てゆーか、花凛がお世話になった、鍛冶屋のおっちゃんだ。
「おーい!おじさん!また会ったねー!」
花凛が手を振ると、おっちゃんも片手を挙げ、人好きのする笑みを浮かべた。
「おぉ!さっきの『心臓』の嬢ちゃんじゃねーか!どうしたこんなところに!」
褐色スキンヘッドは持っていたポスターを丸めながら、雑談に興じようとする。鍛冶屋で腕を通していたツナギから紺色のスーツに着替えたらしい。あまりにもミスマッチなので、花凛はこみあげてくる笑いを噛み殺すのが大変だった。

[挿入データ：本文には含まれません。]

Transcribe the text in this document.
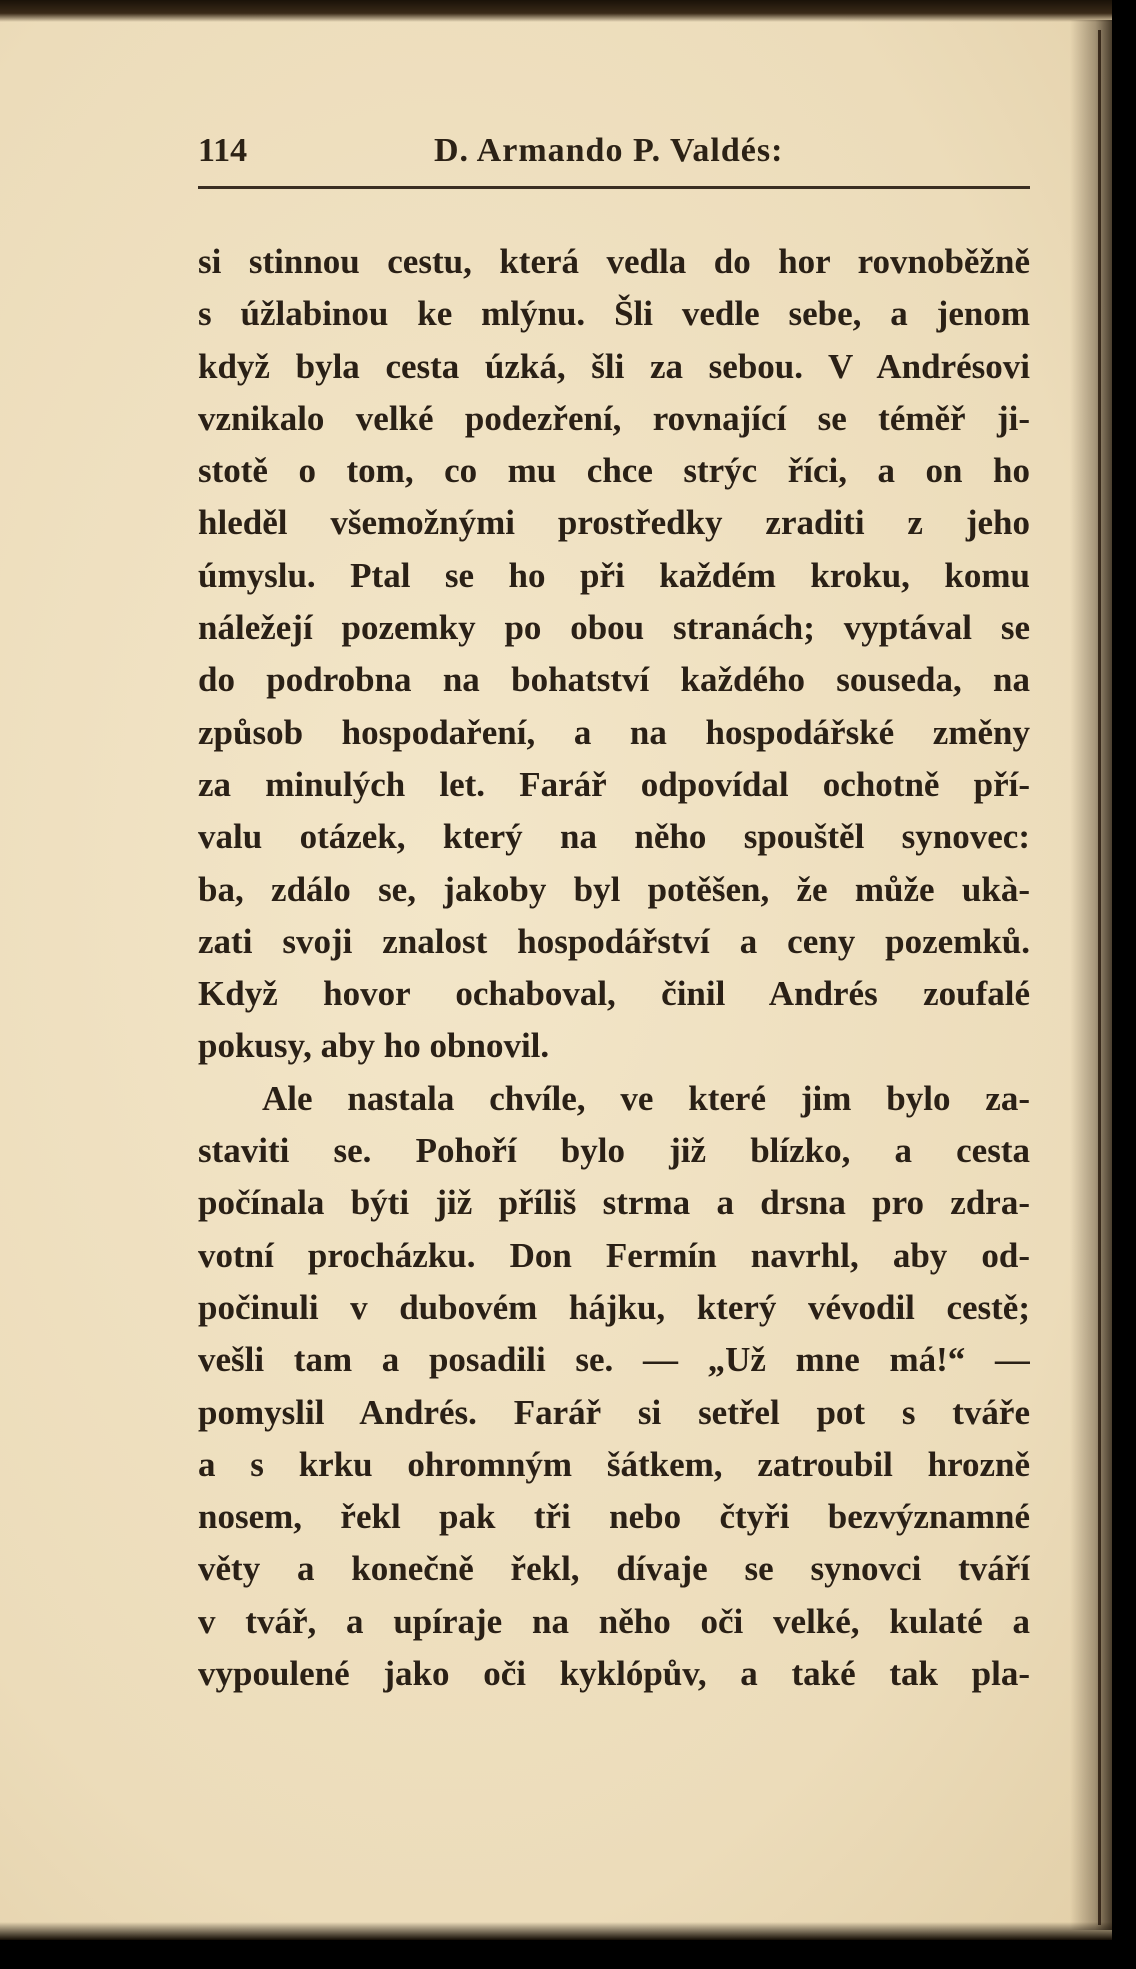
114	D. Armando P. Valdés:
si stinnou cestu, která vedla do hor rovnoběžně
s úžlabinou ke mlýnu. Šli vedle sebe, a jenom
když byla cesta úzká, šli za sebou. V Andrésovi
vznikalo velké podezření, rovnající se téměř ji-
stotě o tom, co mu chce strýc říci, a on ho
hleděl všemožnými prostředky zraditi z jeho
úmyslu. Ptal se ho při každém kroku, komu
náležejí pozemky po obou stranách; vyptával se
do podrobna na bohatství každého souseda, na
způsob hospodaření, a na hospodářské změny
za minulých let. Farář odpovídal ochotně pří-
valu otázek, který na něho spouštěl synovec:
ba, zdálo se, jakoby byl potěšen, že může ukà-
zati svoji znalost hospodářství a ceny pozemků.
Když hovor ochaboval, činil Andrés zoufalé
pokusy, aby ho obnovil.
Ale nastala chvíle, ve které jim bylo za-
staviti se. Pohoří bylo již blízko, a cesta
počínala býti již příliš strma a drsna pro zdra-
votní procházku. Don Fermín navrhl, aby od-
počinuli v dubovém hájku, který vévodil cestě;
vešli tam a posadili se. — „Už mne má!“ —
pomyslil Andrés. Farář si setřel pot s tváře
a s krku ohromným šátkem, zatroubil hrozně
nosem, řekl pak tři nebo čtyři bezvýznamné
věty a konečně řekl, dívaje se synovci tváří
v tvář, a upíraje na něho oči velké, kulaté a
vypoulené jako oči kyklópův, a také tak pla-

「なんかおいしいモンたべたくてねー。おじさんは何してるの?」
「バイトだ!」
「バイト??なんで??」
歯をキラリと輝かせながらドヤ顔で答えたおじさんに対し、花凛は疑問符を浮かべた。
「お金が無いからなぁ!鍛冶屋の経営も大変なんだよ!ガッハッハ!」
快活に笑っている鍛冶屋の主。花凛は「あはは...」と笑うことしかできなかった。
花凛の反応を見て、おっちゃんは少し咳払いをした後、話題を戻そうとする。
「ところで美味いモン探してるんだって!?ならこの店で食べてくといい!」
「ここって何屋さん?」
聞くと彼は持っていた紙をクルクルと広げた。
「ここ、『キッチンジャイアント』はな...大食いの店だ!」
ポスターには、『ペットと一緒!大喰らいバトルフェス』と書かれていた。
「あと10分くらいで大食い大会が始まるぜ!参加費は1000ゴールド!成績上位者には報酬も用意されてらぁ」
「ほ、報酬!?」
興味をあまり示していなかったが、現金な花凛は目を輝かせる。
「出てみようかな!ペットも一緒に出れるんでしょ?」
後ろでフワフワしていたマリスラビットを指さした。
「もちろん!1人と1匹で1組エントリー可能!」
「もきゅ!」
嬉しそうに一回転する白い球体。
それを楽しげに見つめる花凛は、はにかんだ。
この子とは、お別れが近い。今日の午後にはもう。
預かっている、だけなのだ。
「よーし!頑張ろーね!マリスたん!」
抱きついて頰をスリスリする。胸一杯に獣特有の、かといって不快感は感じない香りが広がった。
「おー頑張ってこい!じゃ、中で受付してきな!」
「うん!」
両開きの扉を開けてくれるおじさん。暖色系統の電球に照らされた店内は、人でごった返してるみたいだ。
最後の思い出づくりに、優勝したい。
少し切ない思いで、花凛は店内に足を踏み入れた。